Sorcerer to the Rescue!

 

After I met Jon and Janos, we spent a few days trekking together and then had to start making plans to return to Bhaktapur. We had heard from the man who owned the tea house that we rented our room from and often ate at that there was a scheduled Tata truck that would go down to Bhaktapur to retrieve supplies and return. Finding out when, where and who would help us get a ride was the hard part.


After I was rescued, a 17-year-old boy at the house we stayed that night at spoke pretty good English, and he shared that his schoolteacher was with the Peace Corps and her name was Sharon. As we sat in the tea house, I looked out and saw someone who had to be an American. I called to her, and she stopped to talk. I love it when the Universe provides what you need right when you need it.  As I told her how I knew her name and we talked further, it turned out that she knew about the Tata truck and could get us a ride on it. She was sweet, from New York and so helpful. It was fun talking to someone from “back home” and we both felt the connection. 

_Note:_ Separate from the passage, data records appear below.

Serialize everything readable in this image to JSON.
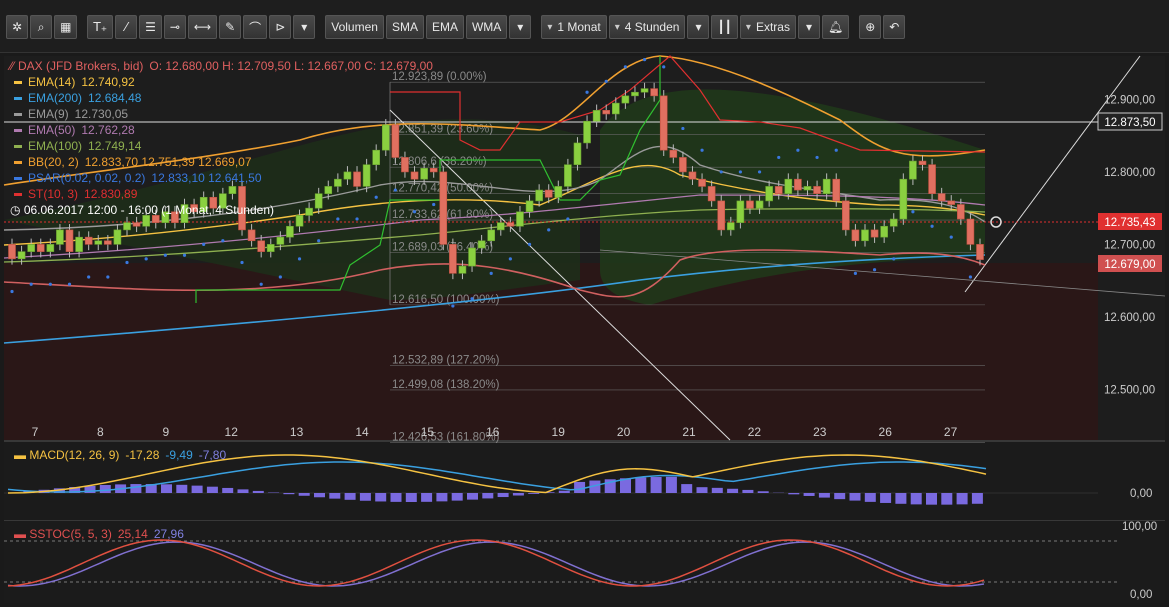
{
  "toolbar": {
    "icons": [
      "gear-icon",
      "search-icon",
      "grid-icon"
    ],
    "draw_icons": [
      "text-tool-icon",
      "line-tool-icon",
      "fibonacci-icon",
      "horizontal-line-icon",
      "segment-icon",
      "pencil-icon",
      "curve-icon",
      "arrow-tool-icon"
    ],
    "indicator_buttons": [
      "Volumen",
      "SMA",
      "EMA",
      "WMA"
    ],
    "period": "1 Monat",
    "interval": "4 Stunden",
    "chart_type_icon": "candlestick-icon",
    "extras": "Extras",
    "alarm_icon": "bell-icon",
    "zoom_icon": "zoom-icon",
    "undo_icon": "undo-icon"
  },
  "header": {
    "instrument": "DAX (JFD Brokers, bid)",
    "ohlc": "O: 12.680,00  H: 12.709,50  L: 12.667,00  C: 12.679,00",
    "legend": [
      {
        "label": "EMA(14)",
        "value": "12.740,92",
        "color": "#f5c242"
      },
      {
        "label": "EMA(200)",
        "value": "12.684,48",
        "color": "#3aa0e0"
      },
      {
        "label": "EMA(9)",
        "value": "12.730,05",
        "color": "#9a9a9a"
      },
      {
        "label": "EMA(50)",
        "value": "12.762,28",
        "color": "#b07ab0"
      },
      {
        "label": "EMA(100)",
        "value": "12.749,14",
        "color": "#8fb050"
      },
      {
        "label": "BB(20, 2)",
        "value": "12.833,70  12.751,39  12.669,07",
        "color": "#f0a030"
      },
      {
        "label": "PSAR(0.02, 0.02, 0.2)",
        "value": "12.833,10  12.641,50",
        "color": "#3a78e0"
      },
      {
        "label": "ST(10, 3)",
        "value": "12.830,89",
        "color": "#e03030"
      }
    ],
    "crosshair_date": "06.06.2017 12:00 - 16:00  (1 Monat, 4 Stunden)"
  },
  "price_labels": {
    "level": "12.873,50",
    "crosshair": "12.735,43",
    "last": "12.679,00"
  },
  "fib_levels": [
    {
      "price": 12923.89,
      "label": "12.923,89 (0.00%)"
    },
    {
      "price": 12851.39,
      "label": "12.851,39 (23.60%)"
    },
    {
      "price": 12806.6,
      "label": "12.806,6 (38.20%)"
    },
    {
      "price": 12770.42,
      "label": "12.770,42 (50.00%)"
    },
    {
      "price": 12733.62,
      "label": "12.733,62 (61.80%)"
    },
    {
      "price": 12689.03,
      "label": "12.689,03 (76.40%)"
    },
    {
      "price": 12616.5,
      "label": "12.616,50 (100.00%)"
    },
    {
      "price": 12532.89,
      "label": "12.532,89 (127.20%)"
    },
    {
      "price": 12499.08,
      "label": "12.499,08 (138.20%)"
    },
    {
      "price": 12426.53,
      "label": "12.426,53 (161.80%)"
    }
  ],
  "macd_legend": {
    "label": "MACD(12, 26, 9)",
    "v1": "-17,28",
    "v2": "-9,49",
    "v3": "-7,80"
  },
  "sstoc_legend": {
    "label": "SSTOC(5, 5, 3)",
    "v1": "25,14",
    "v2": "27,96"
  },
  "chart_data": {
    "type": "candlestick",
    "x_tick_labels": [
      "7",
      "8",
      "9",
      "12",
      "13",
      "14",
      "15",
      "16",
      "19",
      "20",
      "21",
      "22",
      "23",
      "26",
      "27"
    ],
    "price_axis": {
      "ticks": [
        12500,
        12600,
        12700,
        12800,
        12900
      ],
      "tick_labels": [
        "12.500,00",
        "12.600,00",
        "12.700,00",
        "12.800,00",
        "12.900,00"
      ],
      "ylim": [
        12430,
        12960
      ]
    },
    "candles": [
      [
        12700,
        12680
      ],
      [
        12680,
        12690
      ],
      [
        12690,
        12700
      ],
      [
        12700,
        12690
      ],
      [
        12690,
        12700
      ],
      [
        12700,
        12720
      ],
      [
        12720,
        12690
      ],
      [
        12690,
        12710
      ],
      [
        12710,
        12700
      ],
      [
        12700,
        12705
      ],
      [
        12705,
        12700
      ],
      [
        12700,
        12720
      ],
      [
        12720,
        12730
      ],
      [
        12730,
        12725
      ],
      [
        12725,
        12740
      ],
      [
        12740,
        12730
      ],
      [
        12730,
        12745
      ],
      [
        12745,
        12730
      ],
      [
        12730,
        12755
      ],
      [
        12755,
        12745
      ],
      [
        12745,
        12765
      ],
      [
        12765,
        12750
      ],
      [
        12750,
        12770
      ],
      [
        12770,
        12780
      ],
      [
        12780,
        12720
      ],
      [
        12720,
        12705
      ],
      [
        12705,
        12690
      ],
      [
        12690,
        12700
      ],
      [
        12700,
        12710
      ],
      [
        12710,
        12725
      ],
      [
        12725,
        12740
      ],
      [
        12740,
        12750
      ],
      [
        12750,
        12770
      ],
      [
        12770,
        12780
      ],
      [
        12780,
        12790
      ],
      [
        12790,
        12800
      ],
      [
        12800,
        12780
      ],
      [
        12780,
        12810
      ],
      [
        12810,
        12830
      ],
      [
        12830,
        12865
      ],
      [
        12865,
        12820
      ],
      [
        12820,
        12800
      ],
      [
        12800,
        12790
      ],
      [
        12790,
        12805
      ],
      [
        12805,
        12800
      ],
      [
        12800,
        12700
      ],
      [
        12700,
        12660
      ],
      [
        12660,
        12670
      ],
      [
        12670,
        12695
      ],
      [
        12695,
        12705
      ],
      [
        12705,
        12720
      ],
      [
        12720,
        12730
      ],
      [
        12730,
        12725
      ],
      [
        12725,
        12745
      ],
      [
        12745,
        12760
      ],
      [
        12760,
        12775
      ],
      [
        12775,
        12765
      ],
      [
        12765,
        12780
      ],
      [
        12780,
        12810
      ],
      [
        12810,
        12840
      ],
      [
        12840,
        12870
      ],
      [
        12870,
        12885
      ],
      [
        12885,
        12880
      ],
      [
        12880,
        12895
      ],
      [
        12895,
        12905
      ],
      [
        12905,
        12910
      ],
      [
        12910,
        12915
      ],
      [
        12915,
        12905
      ],
      [
        12905,
        12830
      ],
      [
        12830,
        12820
      ],
      [
        12820,
        12800
      ],
      [
        12800,
        12790
      ],
      [
        12790,
        12780
      ],
      [
        12780,
        12760
      ],
      [
        12760,
        12720
      ],
      [
        12720,
        12730
      ],
      [
        12730,
        12760
      ],
      [
        12760,
        12750
      ],
      [
        12750,
        12760
      ],
      [
        12760,
        12780
      ],
      [
        12780,
        12770
      ],
      [
        12770,
        12790
      ],
      [
        12790,
        12775
      ],
      [
        12775,
        12780
      ],
      [
        12780,
        12770
      ],
      [
        12770,
        12790
      ],
      [
        12790,
        12760
      ],
      [
        12760,
        12720
      ],
      [
        12720,
        12705
      ],
      [
        12705,
        12720
      ],
      [
        12720,
        12710
      ],
      [
        12710,
        12725
      ],
      [
        12725,
        12735
      ],
      [
        12735,
        12790
      ],
      [
        12790,
        12815
      ],
      [
        12815,
        12810
      ],
      [
        12810,
        12770
      ],
      [
        12770,
        12760
      ],
      [
        12760,
        12755
      ],
      [
        12755,
        12735
      ],
      [
        12735,
        12700
      ],
      [
        12700,
        12679
      ]
    ],
    "macd": {
      "axis_labels": [
        "0,00"
      ],
      "ylim": [
        -30,
        55
      ]
    },
    "sstoc": {
      "axis_labels": [
        "100,00",
        "0,00"
      ],
      "ylim": [
        0,
        100
      ]
    },
    "grid": false,
    "legend_placement": "top-left"
  }
}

The next morning, we were outside to catch the truck and say our goodbyes to Sharon.   As soon as the truck drove up it reminded me of a movie starring Roy Scheider from 1977 called “Sorcerer”. It was the exact truck from the movie, big, ugly and with a huge, oversized grille.   It was the same size and configuration as a deuce and ½ Army trucks I drove in the service.


The ride to Cavalli was anything but comfortable. We traveled down a dry riverbed with boulders the size of old Volkswagen's.  In the back, we were tossed to and frow and had nothing to hang on with. I was all beat up after arriving in Cavalli several hours later.


You read that right, it took us only several hours while my experience of being lost took me four days to get to Taplejung. I could have trekked up the riverbed, but the directions I got from the storekeeper in Cavalli told be to follow the footpath and I’d arrive by the end of the day. As it turned out, I had been circling Taplejung all that time. I wouldn’t change what happened to me and the time spent wandering lost. I met wonderful people, made memories for a lifetime and was no worse for wear when it was over. My stitches and blisters had healed, and I could walk normally again.


I had learned to be tenacious and resilient with imagination and purpose. All in all, it set the stage for the next phase of my life and I’m ever so grateful for that.


Remember to take a TRIP for a lifetime, not a trip of a lifetime.